HAK ATAS KEKAYAAN INTELEKTUAL PERSPEKTIF FIQH MUAMALAH
Abstract
Manusia diciptakan Allah untuk menjadi khalifah di muka bumi. Dua
tugas pokok yang diemban manusia sebagai khalifah, yaitu beribadah
kepada Allah, dan membangun peradaban dimuka bumi. Untuk membangun
peradaban dimuka bumi, Allah memberikan piranti yaitu
kemampuan akal atau intelektual manusia untuk berkarya memakmurkan
bumi melalui daya cipta, rasa, dan karsanya. Cipta, rasa dan
karsa sebagai refleksi intlektual manusia dalam konteks dunia ekonomi
merupakan asset yang sangat berharga dibanding dengan asset kebendaan
lain. Berdasar perspektif diatas, dalam tulisan ini penulis
mengkaji permasalahan karya intlektual manusia, terutama mengenai
hak kekayaan yang melekat pada karya intlektual, kedudukan dan
dasar hukumnya dilihat dari sudut pandang fiqh muamalah. Hasil pembahasan
ditemukan bahwa Karya Intelektual Manusia dilihat dari sudut
fiqh termasuk kedalam hak ibtikar yang dipandang sebagai harta.

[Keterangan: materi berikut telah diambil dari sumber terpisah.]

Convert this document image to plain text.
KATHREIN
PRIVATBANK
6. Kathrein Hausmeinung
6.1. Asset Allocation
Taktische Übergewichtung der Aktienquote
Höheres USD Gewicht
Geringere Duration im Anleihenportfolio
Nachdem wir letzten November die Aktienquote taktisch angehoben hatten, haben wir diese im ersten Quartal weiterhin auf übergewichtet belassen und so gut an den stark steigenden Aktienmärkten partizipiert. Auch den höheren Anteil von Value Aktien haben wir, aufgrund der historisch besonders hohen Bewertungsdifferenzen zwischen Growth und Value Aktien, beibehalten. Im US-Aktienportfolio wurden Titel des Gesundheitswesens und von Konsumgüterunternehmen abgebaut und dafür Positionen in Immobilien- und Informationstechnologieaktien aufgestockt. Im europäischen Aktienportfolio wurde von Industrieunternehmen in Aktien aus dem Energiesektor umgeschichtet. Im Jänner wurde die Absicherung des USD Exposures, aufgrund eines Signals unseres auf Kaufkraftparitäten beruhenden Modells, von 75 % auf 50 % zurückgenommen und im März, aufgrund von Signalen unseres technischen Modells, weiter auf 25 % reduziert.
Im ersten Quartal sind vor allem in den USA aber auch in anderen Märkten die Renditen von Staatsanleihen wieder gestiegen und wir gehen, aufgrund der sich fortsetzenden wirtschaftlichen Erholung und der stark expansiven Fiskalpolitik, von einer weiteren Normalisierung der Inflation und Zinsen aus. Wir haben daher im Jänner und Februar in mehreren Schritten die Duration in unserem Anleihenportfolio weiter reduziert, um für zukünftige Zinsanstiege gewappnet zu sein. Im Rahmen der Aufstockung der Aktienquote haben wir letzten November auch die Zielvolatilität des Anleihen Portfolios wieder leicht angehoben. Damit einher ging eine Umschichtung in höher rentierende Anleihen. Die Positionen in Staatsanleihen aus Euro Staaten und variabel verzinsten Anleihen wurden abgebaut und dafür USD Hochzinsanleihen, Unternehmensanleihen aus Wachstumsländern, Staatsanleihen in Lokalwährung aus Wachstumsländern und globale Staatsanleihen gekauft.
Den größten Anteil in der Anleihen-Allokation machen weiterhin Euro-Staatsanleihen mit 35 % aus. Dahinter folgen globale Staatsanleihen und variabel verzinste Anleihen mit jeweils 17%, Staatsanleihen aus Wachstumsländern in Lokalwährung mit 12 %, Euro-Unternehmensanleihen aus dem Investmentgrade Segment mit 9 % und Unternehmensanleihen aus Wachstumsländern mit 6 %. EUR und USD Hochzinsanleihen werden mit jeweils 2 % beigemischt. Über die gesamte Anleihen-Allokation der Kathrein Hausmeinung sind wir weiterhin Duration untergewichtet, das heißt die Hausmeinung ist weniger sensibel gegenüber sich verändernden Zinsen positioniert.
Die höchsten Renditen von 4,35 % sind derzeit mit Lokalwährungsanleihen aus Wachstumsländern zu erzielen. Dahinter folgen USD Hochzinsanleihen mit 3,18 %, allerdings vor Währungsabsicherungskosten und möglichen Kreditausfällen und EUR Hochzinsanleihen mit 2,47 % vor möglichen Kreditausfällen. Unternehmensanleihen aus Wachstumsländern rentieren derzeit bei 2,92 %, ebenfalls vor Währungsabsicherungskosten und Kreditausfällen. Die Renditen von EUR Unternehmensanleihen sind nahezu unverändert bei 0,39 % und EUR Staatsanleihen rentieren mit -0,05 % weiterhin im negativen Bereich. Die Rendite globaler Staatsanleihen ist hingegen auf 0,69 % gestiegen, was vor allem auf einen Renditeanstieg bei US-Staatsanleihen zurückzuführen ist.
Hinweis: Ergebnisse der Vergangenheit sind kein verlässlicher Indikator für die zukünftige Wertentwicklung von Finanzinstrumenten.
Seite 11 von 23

Kedudukan bagi penemu atau penciptanya sebagaimana kedudukan
kepemilikan benda-benda lainya, yaitu dapat diwariskan, diwasiatkan
dan dipindahtangankan atau ditransaksikan.Dasar hukum Hak atas
Kekayaan Intlektual Manusia adalah Urf dan Maslahah Mursalah.
Hak atas Kekayaan Intlektual Manusia merupakan asset yang bernilai
ekonomi Oleh sebab itu untuk menjaga eksistensi keberadaannya,
harus mendapatkan perlindungan hukum dari pihak pemerintah baik
lewat Undang-Undang atau Peraturan lain. Tindakan pemerintah
mengatur hak atas kekayaan intlektual manusia ini tidak bertentangan
dengan kaidah hukum Islam : “ Tasharuf (tindakan) Imam terhadap
rakyat harus dihubungkan dengan kemaslahatan”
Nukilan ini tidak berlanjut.